“I’ll give you a bit of free information,” said the little man, with his weary eyes lighted a little. “There’s no man on the face of the earth who could make Lord Nick back down.”
Once more Joe Rix was shocked to the verge of gaping, but again he exercised a power of marvelous self control “About that,” he remarked as pointedly as before, “I got my doubts. Because there’s some things that any gent with sense will always clear away from. Maybe not one man—but say a bunch of all standin’ together.”
Donnegan leaned back in his chair and waited. Both of his hands remained drooping from the edge of the table, and the tired eyes drifted slowly across the face of Joe Rix.
It was obviously not the aftereffects of liquor. The astonishing possibility occurred to Joe Rix that this seemed to be a man with a broken spirit and a great sorrow. He blinked that absurdity away.
“Coming to cases,” he went on, “there’s yourself, Mr. Donnegan. Now, you’re the sort of a man that don’t sidestep nobody. Too proud to do it. But even you, I guess, would step careful if there was a whole bunch agin’ you.”
“No doubt,” remarked Donnegan.
“I don’t mean any ordinary bunch,” explained Joe Rix, “but a lot of hard fellows. Gents that handle their guns like they was born with a holster on the hip.”
“Fellows like Nick’s crowd,” suggested Donnegan quietly.
At this thrust the eyes of Joe narrowed a little.
“Yes,” he admitted, “I see you get my drift.”
“I think so.”
“Two hard fighters would give the best man that ever pulled a gun a lot of trouble. Eh?”
“No doubt.”
“And three men—they ain’t any question, Mr. Donnegan—would get him ready for a hole in the ground.”
“I suppose so.”
“And four men would make it no fight—jest a plain butchery.”
“Yes?”
“Now, I don’t mean that Nick’s crowd has any hard feeling about you, Mr. Donnegan.”
“I’m glad to hear that.”
“I knew you’d be. That’s why I’ve come, all friendly, to talk things over. Suppose you look at it this way—”

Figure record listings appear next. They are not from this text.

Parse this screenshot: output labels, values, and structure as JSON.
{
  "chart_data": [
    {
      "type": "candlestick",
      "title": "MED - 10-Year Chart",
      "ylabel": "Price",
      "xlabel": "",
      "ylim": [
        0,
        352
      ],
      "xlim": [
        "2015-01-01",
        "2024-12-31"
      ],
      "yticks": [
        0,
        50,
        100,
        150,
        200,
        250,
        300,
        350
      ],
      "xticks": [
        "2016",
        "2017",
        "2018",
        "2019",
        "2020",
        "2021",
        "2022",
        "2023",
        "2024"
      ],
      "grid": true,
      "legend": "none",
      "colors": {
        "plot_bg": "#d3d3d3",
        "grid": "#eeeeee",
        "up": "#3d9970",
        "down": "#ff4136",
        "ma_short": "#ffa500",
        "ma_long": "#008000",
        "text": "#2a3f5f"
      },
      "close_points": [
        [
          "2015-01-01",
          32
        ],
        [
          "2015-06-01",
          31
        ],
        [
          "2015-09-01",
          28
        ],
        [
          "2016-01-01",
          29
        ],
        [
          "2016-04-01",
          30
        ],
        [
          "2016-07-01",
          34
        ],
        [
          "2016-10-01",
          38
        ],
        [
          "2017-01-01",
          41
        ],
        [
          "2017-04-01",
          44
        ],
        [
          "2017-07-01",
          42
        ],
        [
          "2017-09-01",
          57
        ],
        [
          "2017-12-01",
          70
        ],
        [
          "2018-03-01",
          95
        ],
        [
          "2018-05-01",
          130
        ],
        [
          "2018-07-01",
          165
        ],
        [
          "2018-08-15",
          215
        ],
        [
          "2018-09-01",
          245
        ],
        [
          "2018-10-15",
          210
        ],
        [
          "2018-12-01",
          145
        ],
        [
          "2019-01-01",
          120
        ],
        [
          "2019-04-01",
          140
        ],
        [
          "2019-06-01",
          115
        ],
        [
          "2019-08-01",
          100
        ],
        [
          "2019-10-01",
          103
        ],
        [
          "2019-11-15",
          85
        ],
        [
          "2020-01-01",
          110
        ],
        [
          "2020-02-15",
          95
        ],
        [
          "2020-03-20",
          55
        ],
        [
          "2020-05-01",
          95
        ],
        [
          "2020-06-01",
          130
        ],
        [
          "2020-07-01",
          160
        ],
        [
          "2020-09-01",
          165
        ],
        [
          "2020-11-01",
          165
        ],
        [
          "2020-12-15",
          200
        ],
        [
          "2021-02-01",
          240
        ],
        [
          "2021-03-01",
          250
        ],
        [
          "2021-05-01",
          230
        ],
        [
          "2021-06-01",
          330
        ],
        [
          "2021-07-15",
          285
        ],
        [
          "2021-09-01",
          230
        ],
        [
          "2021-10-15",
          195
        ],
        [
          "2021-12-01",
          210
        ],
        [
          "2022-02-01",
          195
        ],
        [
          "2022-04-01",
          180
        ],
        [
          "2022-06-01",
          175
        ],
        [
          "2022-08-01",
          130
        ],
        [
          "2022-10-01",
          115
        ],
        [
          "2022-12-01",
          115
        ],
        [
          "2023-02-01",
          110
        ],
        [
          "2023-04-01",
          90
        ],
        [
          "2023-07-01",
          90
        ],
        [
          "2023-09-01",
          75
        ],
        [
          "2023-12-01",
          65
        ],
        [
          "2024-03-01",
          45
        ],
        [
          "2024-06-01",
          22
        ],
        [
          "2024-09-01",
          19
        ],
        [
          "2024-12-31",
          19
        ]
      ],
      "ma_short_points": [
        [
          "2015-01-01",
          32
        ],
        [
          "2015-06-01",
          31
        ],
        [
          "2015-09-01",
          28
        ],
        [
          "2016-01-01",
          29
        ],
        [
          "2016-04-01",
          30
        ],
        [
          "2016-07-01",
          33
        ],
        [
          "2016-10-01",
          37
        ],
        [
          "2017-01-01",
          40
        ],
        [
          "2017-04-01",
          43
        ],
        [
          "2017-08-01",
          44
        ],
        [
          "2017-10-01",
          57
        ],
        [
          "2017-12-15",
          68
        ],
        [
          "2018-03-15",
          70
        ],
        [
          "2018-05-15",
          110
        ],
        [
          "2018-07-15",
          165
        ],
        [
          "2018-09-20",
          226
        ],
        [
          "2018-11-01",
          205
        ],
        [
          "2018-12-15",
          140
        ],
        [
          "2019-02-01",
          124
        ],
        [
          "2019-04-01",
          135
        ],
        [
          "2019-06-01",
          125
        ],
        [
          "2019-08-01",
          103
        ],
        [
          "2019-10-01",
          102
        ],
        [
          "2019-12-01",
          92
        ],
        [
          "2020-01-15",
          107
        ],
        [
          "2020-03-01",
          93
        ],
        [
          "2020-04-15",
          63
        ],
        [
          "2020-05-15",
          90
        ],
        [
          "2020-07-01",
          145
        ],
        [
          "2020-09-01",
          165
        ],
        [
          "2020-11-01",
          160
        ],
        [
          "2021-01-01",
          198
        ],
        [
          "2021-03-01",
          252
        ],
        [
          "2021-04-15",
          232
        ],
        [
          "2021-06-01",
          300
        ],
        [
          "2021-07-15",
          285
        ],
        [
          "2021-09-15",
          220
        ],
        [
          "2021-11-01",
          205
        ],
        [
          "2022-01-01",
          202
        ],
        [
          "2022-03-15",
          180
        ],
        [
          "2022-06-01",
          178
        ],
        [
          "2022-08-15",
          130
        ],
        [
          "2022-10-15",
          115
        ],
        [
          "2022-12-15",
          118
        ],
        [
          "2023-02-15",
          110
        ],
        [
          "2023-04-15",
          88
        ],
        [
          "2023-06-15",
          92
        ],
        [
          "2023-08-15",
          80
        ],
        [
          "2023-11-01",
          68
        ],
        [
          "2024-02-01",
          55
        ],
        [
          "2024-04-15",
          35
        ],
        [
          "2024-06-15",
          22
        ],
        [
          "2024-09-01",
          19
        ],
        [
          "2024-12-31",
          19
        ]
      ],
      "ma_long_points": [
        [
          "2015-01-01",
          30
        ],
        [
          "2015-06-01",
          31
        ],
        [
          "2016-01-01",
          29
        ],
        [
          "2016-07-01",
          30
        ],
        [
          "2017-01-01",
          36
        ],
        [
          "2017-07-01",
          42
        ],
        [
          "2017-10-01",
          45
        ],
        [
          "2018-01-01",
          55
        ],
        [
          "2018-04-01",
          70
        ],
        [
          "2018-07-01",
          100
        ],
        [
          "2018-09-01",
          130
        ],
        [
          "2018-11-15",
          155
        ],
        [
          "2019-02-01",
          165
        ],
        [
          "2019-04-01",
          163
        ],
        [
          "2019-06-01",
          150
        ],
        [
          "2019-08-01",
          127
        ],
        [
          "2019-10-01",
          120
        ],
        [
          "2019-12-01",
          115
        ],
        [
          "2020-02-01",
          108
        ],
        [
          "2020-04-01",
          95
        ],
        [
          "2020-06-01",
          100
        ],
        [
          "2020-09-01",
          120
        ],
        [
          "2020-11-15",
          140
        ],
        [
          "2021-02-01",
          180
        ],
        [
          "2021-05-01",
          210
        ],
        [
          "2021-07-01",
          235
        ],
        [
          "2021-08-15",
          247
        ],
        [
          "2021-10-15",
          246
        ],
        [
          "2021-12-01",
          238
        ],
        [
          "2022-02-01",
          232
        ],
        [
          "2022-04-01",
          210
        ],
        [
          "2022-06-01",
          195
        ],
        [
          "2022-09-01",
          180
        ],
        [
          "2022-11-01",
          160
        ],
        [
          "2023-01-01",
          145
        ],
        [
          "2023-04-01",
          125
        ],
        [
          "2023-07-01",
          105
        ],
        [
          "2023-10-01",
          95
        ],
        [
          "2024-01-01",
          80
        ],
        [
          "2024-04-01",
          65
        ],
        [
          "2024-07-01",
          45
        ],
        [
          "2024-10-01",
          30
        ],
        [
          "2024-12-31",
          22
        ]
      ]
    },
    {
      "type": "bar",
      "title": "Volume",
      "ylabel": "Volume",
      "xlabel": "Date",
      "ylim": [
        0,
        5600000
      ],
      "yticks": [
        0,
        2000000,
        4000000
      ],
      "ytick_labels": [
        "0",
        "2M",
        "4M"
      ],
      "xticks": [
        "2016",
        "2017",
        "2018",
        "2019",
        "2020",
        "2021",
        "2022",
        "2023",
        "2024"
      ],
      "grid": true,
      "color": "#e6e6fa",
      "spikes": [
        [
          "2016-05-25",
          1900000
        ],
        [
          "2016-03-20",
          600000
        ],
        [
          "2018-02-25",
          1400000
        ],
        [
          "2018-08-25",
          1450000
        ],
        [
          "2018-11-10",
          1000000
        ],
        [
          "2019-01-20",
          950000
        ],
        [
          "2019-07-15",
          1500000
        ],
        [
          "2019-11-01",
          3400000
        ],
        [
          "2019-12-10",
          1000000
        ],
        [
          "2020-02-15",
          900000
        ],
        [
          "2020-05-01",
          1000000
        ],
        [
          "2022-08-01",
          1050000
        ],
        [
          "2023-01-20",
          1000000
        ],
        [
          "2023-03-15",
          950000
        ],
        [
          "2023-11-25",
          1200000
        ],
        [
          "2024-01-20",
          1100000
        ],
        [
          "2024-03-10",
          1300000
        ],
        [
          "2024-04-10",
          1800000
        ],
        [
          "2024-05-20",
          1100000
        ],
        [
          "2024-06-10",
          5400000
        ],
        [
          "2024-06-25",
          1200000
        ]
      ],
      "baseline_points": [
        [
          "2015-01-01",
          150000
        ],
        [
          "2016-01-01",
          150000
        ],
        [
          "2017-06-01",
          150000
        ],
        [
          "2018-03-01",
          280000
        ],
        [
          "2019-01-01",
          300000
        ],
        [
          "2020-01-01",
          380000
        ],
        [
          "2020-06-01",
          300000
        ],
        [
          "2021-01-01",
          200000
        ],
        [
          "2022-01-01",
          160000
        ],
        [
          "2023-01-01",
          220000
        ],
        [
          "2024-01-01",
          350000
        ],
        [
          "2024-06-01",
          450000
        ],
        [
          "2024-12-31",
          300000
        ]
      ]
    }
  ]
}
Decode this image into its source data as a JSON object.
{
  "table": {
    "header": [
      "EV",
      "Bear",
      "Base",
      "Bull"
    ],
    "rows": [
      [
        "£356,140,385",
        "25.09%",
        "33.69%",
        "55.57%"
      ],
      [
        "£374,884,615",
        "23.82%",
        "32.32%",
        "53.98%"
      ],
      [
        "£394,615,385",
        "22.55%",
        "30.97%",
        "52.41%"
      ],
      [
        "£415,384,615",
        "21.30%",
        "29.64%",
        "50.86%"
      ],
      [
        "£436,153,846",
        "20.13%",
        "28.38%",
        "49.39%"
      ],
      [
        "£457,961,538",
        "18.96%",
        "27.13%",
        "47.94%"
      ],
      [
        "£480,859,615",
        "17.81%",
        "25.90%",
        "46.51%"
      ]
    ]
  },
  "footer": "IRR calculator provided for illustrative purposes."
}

“Joe Rix,” broke in Donnegan, sighing, “I’m very tired. Won’t you cut this short? Tell me in ten words just how you stand.”
Joe Rix blinked once more, caught his breath, and fired his volley.
“Short talk is straight talk, mostly,” he declared. “This is what Lester and the rest of us want—the mines!”
“Ah?”
“Macon stole ’em. We got ’em back through Landis. Now we’ve got to get ’em back through the colonel himself. But we can’t get at the colonel while you’re around.”
“In short, you’re going to start out to get me? I expected it, but it’s kind of you to warn me.”
“Wait, wait, wait! Don’t rush along to conclusions. We ain’t so much in a hurry. We don’t want you out of the way. We just want you on our side.”